The conceptual halo of the word waste is surrounded by words like rubbish, trash, garbage. These are things that have fallen out of use, fallen out of the engineering logic of the usefulness, fallen out from a system. Time can be wasted. People are called white trash. Waste is never a priory existent, it is a state that presupposes a binary opposite. The pressure to become invisible because unwanted is a consequence of becoming waste.

Dirt and noise is waste. It is “matter out of place” (Mary Douglas Purity and Danger) or out of order as disordered and non-functional at the same time. To become waste includes the gesture of becoming obsolete or to be discarded; it involves affects such as abjection and disgust.

“Waste might indeed suggest a sense of temporal disruption, but it is also matter that lingers and remains, it is that category of thing conspicuous for coming to be by having been.” (Viney Willam Waste)

In the context of digital culture, it becomes clear that the materiality of its production, distribution, and final processing as waste hasn’t vanished, rather concealed by euphemisms like ‘cloud’ or very much tied back to material processes like ‘mining’. All readings point at the uneven distribution of the processes (resources, manufacturing labor, including access to, final processing, environmental and personal consequences of toxicity) enabling control and amplifying inequality.

Jussi Parikka point also at a different time scales inherent in the technological fetish objects becoming obsolete in an ever-increasing rate where the object’s “inner time” radically shifts when it becomes waste. Striped from it functions it turns into a material that refuses to die, refuses to decay entering a geological time-scale.

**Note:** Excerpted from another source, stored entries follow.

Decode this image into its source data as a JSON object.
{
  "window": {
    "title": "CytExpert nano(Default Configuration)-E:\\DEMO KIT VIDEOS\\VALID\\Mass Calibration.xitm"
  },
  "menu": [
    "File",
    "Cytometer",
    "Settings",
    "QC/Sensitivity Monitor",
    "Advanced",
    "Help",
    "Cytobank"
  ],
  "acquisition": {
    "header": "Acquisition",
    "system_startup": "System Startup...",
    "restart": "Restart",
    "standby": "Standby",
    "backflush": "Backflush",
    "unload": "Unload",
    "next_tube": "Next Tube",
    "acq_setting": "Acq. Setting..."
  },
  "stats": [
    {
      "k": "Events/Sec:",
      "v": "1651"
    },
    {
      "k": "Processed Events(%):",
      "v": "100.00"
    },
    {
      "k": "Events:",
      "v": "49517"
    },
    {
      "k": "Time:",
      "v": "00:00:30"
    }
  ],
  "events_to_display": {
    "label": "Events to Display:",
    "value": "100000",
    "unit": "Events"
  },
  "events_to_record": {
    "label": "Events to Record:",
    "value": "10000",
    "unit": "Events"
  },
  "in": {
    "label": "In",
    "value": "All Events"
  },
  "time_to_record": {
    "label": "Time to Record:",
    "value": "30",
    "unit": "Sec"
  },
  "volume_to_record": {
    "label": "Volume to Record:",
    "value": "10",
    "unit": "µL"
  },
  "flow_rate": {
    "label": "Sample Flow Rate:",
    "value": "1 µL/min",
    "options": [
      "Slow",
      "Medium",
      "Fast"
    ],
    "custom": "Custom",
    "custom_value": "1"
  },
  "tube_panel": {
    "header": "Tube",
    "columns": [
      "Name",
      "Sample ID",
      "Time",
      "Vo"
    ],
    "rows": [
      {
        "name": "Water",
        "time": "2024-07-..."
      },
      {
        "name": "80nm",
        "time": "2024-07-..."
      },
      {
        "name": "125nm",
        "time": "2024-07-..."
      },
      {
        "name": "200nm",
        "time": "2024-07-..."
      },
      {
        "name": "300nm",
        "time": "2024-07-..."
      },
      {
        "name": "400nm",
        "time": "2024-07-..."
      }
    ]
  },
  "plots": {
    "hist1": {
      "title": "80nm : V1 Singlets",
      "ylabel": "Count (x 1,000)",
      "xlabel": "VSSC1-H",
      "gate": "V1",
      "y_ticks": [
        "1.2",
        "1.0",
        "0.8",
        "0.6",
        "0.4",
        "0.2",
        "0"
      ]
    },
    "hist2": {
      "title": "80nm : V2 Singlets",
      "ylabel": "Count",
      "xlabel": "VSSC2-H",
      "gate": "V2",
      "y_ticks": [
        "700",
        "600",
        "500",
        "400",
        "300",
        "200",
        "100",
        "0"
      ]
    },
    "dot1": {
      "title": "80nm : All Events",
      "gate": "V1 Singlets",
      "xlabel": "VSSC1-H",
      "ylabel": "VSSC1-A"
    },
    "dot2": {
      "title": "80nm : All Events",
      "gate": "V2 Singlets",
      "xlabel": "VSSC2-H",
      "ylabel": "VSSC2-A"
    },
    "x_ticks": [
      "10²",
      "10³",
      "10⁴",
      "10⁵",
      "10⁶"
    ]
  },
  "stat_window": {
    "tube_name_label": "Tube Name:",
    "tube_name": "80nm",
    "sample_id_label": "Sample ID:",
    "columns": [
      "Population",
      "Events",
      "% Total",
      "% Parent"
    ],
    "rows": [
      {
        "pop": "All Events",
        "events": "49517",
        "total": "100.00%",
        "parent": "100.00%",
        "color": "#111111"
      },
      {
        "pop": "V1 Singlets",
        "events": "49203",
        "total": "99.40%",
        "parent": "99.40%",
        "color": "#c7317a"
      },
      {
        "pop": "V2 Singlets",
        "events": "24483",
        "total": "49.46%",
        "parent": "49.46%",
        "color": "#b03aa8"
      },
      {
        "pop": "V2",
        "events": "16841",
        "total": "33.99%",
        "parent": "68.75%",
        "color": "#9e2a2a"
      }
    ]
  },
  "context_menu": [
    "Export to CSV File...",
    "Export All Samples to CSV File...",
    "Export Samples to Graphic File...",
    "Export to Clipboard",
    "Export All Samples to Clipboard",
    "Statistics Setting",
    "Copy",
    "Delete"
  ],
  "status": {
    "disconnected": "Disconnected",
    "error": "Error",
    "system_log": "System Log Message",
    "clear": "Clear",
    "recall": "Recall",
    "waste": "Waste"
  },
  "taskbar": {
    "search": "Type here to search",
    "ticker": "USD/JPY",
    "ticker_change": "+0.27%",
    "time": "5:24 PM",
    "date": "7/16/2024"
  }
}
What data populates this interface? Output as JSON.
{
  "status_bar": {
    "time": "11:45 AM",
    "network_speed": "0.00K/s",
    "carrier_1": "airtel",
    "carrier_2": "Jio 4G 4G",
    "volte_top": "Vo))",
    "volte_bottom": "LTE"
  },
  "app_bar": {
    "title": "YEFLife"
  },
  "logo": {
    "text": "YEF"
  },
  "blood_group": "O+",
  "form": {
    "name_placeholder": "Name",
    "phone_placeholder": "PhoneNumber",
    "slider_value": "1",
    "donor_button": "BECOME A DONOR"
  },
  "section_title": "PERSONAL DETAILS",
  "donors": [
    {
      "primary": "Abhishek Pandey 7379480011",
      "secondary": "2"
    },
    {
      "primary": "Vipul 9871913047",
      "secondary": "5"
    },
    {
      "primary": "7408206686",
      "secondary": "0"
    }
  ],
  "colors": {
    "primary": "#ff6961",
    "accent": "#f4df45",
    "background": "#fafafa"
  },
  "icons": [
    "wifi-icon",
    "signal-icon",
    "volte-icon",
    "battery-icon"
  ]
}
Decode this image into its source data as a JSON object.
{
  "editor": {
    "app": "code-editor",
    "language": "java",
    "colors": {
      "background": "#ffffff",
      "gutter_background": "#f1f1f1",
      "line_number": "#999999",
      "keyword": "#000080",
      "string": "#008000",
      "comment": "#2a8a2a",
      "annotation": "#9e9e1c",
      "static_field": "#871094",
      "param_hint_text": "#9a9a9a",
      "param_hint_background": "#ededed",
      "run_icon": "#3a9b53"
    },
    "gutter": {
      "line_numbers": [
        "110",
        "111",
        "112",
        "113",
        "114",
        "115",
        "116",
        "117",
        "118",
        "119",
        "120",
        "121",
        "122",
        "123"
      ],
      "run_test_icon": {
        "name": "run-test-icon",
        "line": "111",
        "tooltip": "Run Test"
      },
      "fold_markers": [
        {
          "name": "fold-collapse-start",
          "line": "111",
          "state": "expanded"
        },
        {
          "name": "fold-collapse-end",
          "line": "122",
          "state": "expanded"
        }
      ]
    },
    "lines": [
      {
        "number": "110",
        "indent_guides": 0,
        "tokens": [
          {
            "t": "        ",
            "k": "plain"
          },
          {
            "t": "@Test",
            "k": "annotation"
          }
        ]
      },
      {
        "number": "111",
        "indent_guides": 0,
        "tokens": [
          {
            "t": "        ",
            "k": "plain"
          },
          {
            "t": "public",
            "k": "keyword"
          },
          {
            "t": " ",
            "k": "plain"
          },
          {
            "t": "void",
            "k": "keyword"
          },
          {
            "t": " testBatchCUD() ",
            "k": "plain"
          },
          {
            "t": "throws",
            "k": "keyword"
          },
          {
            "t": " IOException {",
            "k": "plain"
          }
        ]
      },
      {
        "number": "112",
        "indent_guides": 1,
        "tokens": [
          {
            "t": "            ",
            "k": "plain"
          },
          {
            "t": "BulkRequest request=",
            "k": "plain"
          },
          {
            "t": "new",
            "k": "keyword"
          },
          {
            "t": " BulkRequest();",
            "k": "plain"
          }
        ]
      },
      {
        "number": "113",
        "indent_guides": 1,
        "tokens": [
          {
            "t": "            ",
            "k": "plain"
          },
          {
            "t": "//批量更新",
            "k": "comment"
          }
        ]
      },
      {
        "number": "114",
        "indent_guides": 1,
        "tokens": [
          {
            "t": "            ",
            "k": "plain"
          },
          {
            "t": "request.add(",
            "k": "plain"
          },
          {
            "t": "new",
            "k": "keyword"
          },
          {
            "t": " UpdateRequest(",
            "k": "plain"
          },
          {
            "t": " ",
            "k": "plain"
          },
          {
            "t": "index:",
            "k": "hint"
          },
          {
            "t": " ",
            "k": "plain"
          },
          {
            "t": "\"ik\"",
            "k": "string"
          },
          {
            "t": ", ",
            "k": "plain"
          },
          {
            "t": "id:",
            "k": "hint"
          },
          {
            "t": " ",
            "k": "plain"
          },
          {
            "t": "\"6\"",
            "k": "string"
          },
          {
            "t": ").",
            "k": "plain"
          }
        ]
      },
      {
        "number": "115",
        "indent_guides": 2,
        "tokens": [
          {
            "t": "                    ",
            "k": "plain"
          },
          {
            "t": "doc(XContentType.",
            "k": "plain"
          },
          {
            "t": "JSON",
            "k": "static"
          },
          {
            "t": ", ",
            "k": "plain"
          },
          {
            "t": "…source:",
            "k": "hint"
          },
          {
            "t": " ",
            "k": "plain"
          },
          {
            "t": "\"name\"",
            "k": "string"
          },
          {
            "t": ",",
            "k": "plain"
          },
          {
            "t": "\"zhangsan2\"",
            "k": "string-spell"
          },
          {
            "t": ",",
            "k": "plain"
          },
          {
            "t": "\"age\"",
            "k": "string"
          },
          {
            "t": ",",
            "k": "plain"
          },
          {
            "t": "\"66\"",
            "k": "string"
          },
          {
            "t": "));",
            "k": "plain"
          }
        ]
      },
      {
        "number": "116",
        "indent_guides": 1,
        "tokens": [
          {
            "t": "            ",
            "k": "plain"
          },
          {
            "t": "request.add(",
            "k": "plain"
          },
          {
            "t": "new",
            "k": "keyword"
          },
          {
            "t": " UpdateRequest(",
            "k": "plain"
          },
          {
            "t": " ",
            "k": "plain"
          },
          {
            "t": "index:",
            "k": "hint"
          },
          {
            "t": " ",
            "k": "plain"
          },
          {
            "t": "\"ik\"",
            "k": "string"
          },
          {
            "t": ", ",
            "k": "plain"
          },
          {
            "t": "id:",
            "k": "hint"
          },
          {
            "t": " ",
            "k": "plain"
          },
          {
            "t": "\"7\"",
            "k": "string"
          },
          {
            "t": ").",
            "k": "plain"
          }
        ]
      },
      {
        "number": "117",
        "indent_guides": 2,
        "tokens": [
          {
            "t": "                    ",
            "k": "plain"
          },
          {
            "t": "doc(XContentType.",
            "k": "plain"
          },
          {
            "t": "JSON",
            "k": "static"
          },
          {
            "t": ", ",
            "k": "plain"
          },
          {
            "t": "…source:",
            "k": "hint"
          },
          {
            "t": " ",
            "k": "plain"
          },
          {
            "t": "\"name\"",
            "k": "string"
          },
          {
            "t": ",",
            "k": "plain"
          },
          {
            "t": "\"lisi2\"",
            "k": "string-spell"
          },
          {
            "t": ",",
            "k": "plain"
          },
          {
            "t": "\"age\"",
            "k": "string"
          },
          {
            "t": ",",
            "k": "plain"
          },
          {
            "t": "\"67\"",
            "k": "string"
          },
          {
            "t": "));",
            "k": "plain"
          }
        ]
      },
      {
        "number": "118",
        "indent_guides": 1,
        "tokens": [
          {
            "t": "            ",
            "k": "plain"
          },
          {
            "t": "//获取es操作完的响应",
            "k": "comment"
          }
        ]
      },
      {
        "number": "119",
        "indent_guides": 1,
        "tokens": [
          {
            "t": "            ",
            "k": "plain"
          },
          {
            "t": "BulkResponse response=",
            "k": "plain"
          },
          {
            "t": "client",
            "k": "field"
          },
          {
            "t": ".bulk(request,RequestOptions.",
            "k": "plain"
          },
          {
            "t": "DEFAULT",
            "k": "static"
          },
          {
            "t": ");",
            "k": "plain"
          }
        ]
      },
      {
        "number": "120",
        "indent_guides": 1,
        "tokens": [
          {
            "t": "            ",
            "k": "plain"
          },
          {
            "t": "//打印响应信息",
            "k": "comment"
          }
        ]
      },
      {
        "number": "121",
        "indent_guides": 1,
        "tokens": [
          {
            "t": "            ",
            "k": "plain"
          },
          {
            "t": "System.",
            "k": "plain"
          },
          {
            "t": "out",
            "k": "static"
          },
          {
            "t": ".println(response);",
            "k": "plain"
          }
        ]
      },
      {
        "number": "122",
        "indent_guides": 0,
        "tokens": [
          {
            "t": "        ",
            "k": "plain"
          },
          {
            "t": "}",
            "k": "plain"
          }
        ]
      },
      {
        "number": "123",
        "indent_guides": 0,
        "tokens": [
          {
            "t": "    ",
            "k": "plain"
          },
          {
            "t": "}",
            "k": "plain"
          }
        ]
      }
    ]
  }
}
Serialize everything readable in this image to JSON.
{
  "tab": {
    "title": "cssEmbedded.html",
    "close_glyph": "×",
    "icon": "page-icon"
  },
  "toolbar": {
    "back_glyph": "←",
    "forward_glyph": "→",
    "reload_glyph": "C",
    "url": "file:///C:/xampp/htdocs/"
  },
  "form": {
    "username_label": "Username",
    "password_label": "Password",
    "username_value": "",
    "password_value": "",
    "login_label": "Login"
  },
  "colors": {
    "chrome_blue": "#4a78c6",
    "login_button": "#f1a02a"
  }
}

In this context, we can think about data that moves between the material and the digital and ask when and how data becomes waste. If surveillance today means to gather and possess all possible data which for the time being remains in a limbo of possible interest. We have an idea when and how data becomes a target. Is data that is left out of biased algorithmic filtering becoming waste? When does big data become obsolete if at all?